Culligan International Co. v. H & S Water Enterprises, Inc.

956 S.W.2d 468 | Mo. Ct. App. | 1997

PER CURIAM.

Culligan International Company (Plaintiff) appeals from a judgment favorable to H & S Water Enterprises, Inc. (Defendant) on its counterclaim and from the denial of Plaintiff’s motion for directed verdict on Count I of its petition. We dismiss the appeal for lack of jurisdiction.

This dispute arose after the parties entered into a franchise agreement which authorized Defendant to sell and service certain water conditioning equipment manufactured and distributed by Plaintiff. When Defendant allegedly failed to pay certain indebtedness, Plaintiff terminated the franchise agreement and filed suit against Defendant.

Specifically, Plaintiff filed a petition seeking recovery for certain indebtedness owed by Plaintiff (Count I), replevin of water conditioning equipment (Count II), and breach of an indemnification agreement (Count III). On the first day of trial, Plaintiff voluntarily dismissed Count III of its petition without prejudice.

Defendant filed an amended counterclaim seeking recovery for Plaintiff’s breach of duty of good faith and fair dealing (Count I), tortious interference with a business expectancy (Count II), wrongful replevin (Count III), wrongful termination of franchise agreement (Count IV), and punitive damages (Count V).

The trial court submitted the case to the jury after denying Plaintiff’s motion for directed verdict on Count I of its petition. On Plaintiff’s petition, the jury found for Defendant on Count I and found for Plaintiff on Count II. On Defendant’s counterclaim, the *470jury found for Defendant on Count II, its tortious interference claim, and awarded actual damages of $73,863.25 but awarded no punitive damages on Count V.

The trial court’s judgment mirrored the jury’s verdict as recited above. Apparently mindful that the judgment did not dispose of Counts I, III, and IV of Defendant’s counterclaim, the trial court completed its judgment with this paragraph:

6. This judgment is hereby designated as a final judgment for purposes of appeal within the meaning of Rule 74.01.

While neither party raised the issue of appellate jurisdiction, it is our duty to do so, sua sponte. Wilson v. Mercantile Bank of Springfield, 791 S.W.2d 497, 500 (Mo.App.1990). This court only has jurisdiction over final judgments. Id. Generally, a final and appealable judgment disposes of all issues and all parties in the ease leaving nothing for future determination. Bay’s Texaco Serv. and Supply Co. v. Mayfield, 792 S.W.2d 50, 51 (Mo.App.1990). If a trial court designates a judgment that adjudicates fewer than all the claims or disposes of fewer than all the parties as final for the purposes of appeal, the trial court must also make “an express determination that there is no just reason for delay.” Rule 74.01(b).1 “Absent such a determination and designation, the judgment is not final and an appellate court is without jurisdiction.” Beelman River Terminals, Inc. v. Mercantile Bank, N.A., 880 S.W.2d 902, 903 (Mo.App.1993).

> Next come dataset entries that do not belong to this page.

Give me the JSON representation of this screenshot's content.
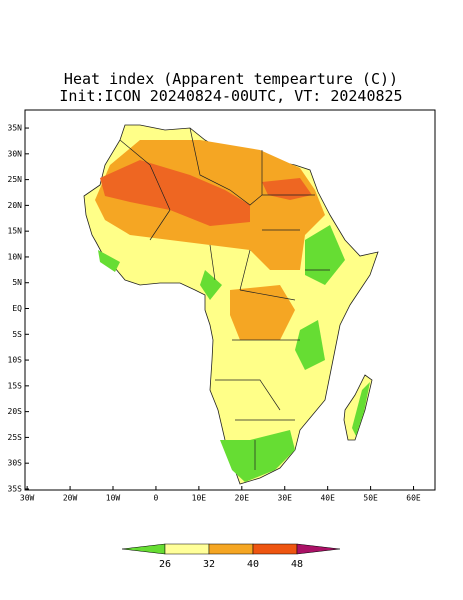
{
  "title": "Heat index (Apparent tempearture (C))",
  "subtitle": "Init:ICON 20240824-00UTC, VT: 20240825",
  "map": {
    "xlim": [
      -30.5,
      65
    ],
    "ylim": [
      -35.2,
      38.5
    ],
    "lat_ticks": [
      {
        "value": 35,
        "label": "35N"
      },
      {
        "value": 30,
        "label": "30N"
      },
      {
        "value": 25,
        "label": "25N"
      },
      {
        "value": 20,
        "label": "20N"
      },
      {
        "value": 15,
        "label": "15N"
      },
      {
        "value": 10,
        "label": "10N"
      },
      {
        "value": 5,
        "label": "5N"
      },
      {
        "value": 0,
        "label": "EQ"
      },
      {
        "value": -5,
        "label": "5S"
      },
      {
        "value": -10,
        "label": "10S"
      },
      {
        "value": -15,
        "label": "15S"
      },
      {
        "value": -20,
        "label": "20S"
      },
      {
        "value": -25,
        "label": "25S"
      },
      {
        "value": -30,
        "label": "30S"
      },
      {
        "value": -35,
        "label": "35S"
      }
    ],
    "lon_ticks": [
      {
        "value": -30,
        "label": "30W"
      },
      {
        "value": -20,
        "label": "20W"
      },
      {
        "value": -10,
        "label": "10W"
      },
      0,
      {
        "value": 10,
        "label": "10E"
      },
      {
        "value": 20,
        "label": "20E"
      },
      {
        "value": 30,
        "label": "30E"
      },
      {
        "value": 40,
        "label": "40E"
      },
      {
        "value": 50,
        "label": "50E"
      },
      {
        "value": 60,
        "label": "60E"
      }
    ]
  },
  "colorbar": {
    "levels": [
      26,
      32,
      40,
      48
    ],
    "colors": [
      "#66dd33",
      "#ffff99",
      "#f5a623",
      "#ee5511",
      "#aa1166"
    ]
  }
}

Here, the judgment fails to mention or dispose of the claims in Counts I, III, and IV of Defendant’s counterclaim. In addition, the judgment, although attempting to comply with Rule 74.01(b), does not contain an “express determination that there is no just reason for delay.”

In Southwestern Bell Media, Inc. v. Cummings, 803 S.W.2d 128 (Mo.App.1990), the trial court denied appellant’s motion for summary judgment and granted respondent’s motion to dismiss appellant’s counterclaims. The court then stated that “[t]his ruling is a final order for purposes of appeal.” Id. at 129. On appeal, the court noted that one of respondent’s claims remained pending and that the order failed to make an express determination of no just reason for delay. In dismissing the appeal for lack of jurisdiction, the court said, “Lacking an express finding of no just reason for delay, ‘[t]he appeal must be dismissed even though the parties do not object to the lack of such a determination.’ ” Id. (quoting Benda by Reynolds v. Missouri Dep’t of Mental Health, 786 S.W.2d 612, 613 (Mo.App.1990)). See also Oldaker v. Peters, 817 S.W.2d 245, 248 n. 1 (Mo. banc 1991) (stating that a judgment as to one claim or party in a case with multiple claims or parties, though designated as final and appealable, is not a final and appealable judgment in the absence of a determination that “there is no just reason for delay” as required by Rule 74.01).

The purported judgment in this case contains the same deficiency as found in Cummings. Thus, the trial court’s judgment is not final, and we have no jurisdiction over this appeal.

Appeal dismissed.

. Rule references are to Missouri Rules of Court (1996).